Knieoperation (Gelenkspiegelung)
Der häufigste Grund für die Durchführung einer Arthroskopie des Kniegelenkes ist ein Schaden an den Menisken (Meniskusriss). Bei größeren Schäden an den Menisken besteht die Gefahr, dass der Knorpelüberzug beider großer Gelenkknochen am Kniegelenk geschädigt wird und somit schneller als entsprechend dem normalen Alterungsprozess im Kniegelenk eine Abnutzung und Ausdünnung des Gelenkknorpels (Arthrose) entsteht. Auch wegen der manchmal lang anhaltenden Reizzustände oder Entzündungen des Gelenkes mit einem Meniskusschaden können Langzeitschäden wie Verlust der Belastbar- und der Beweglichkeit folgen. Der orthopädische Chirurg ist dazu gezwungen, eine Operation am kranken Gelenk durchzuführen.

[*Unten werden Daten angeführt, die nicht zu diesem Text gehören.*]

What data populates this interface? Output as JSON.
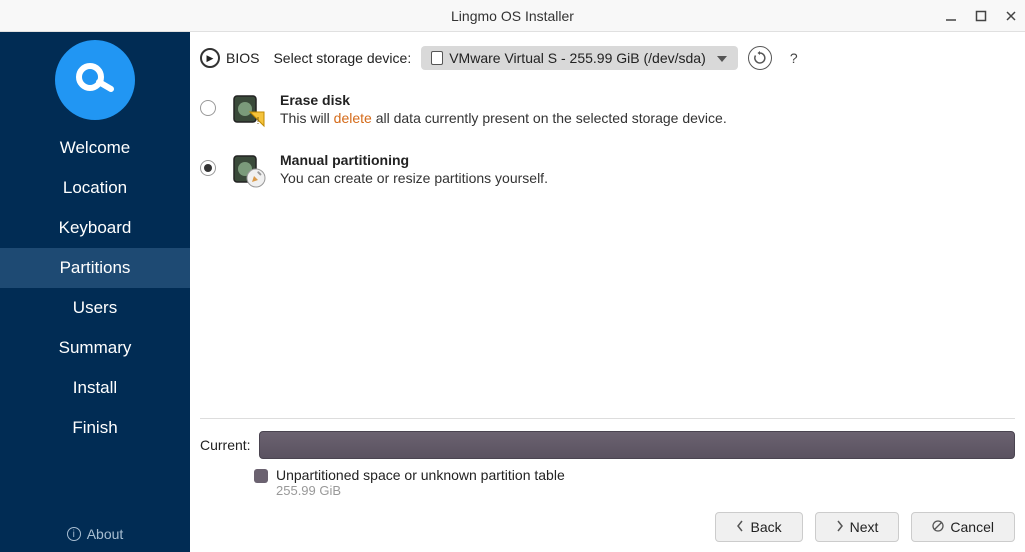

Der kleinstmögliche Eingriff ist eine Spiegelung (Arthroskopie) des Kniegelenkes, bei der durch mindestens zwei kleine Schnitte ein Zugang zu dem Kniegelenk geschaffen wird. Durch diese sog. Schlüssellochoperation sind fast alle notwendigen Operationsschritte durchführbar, ohne das Kniegelenk weiter zu traumatisieren oder gar ganz zu öffnen. Der Operateur führt meistens zwei Kanülen in das Kniegelenk ein. Über eine wird Licht und Wasser in das Kniegelenk hineingegeben. Über die andere Kanüle kann ein Arbeitsinstrument wie Häkchen oder Fasszange und Fräsen zur Knorpelglättung etc. eingeführt werden.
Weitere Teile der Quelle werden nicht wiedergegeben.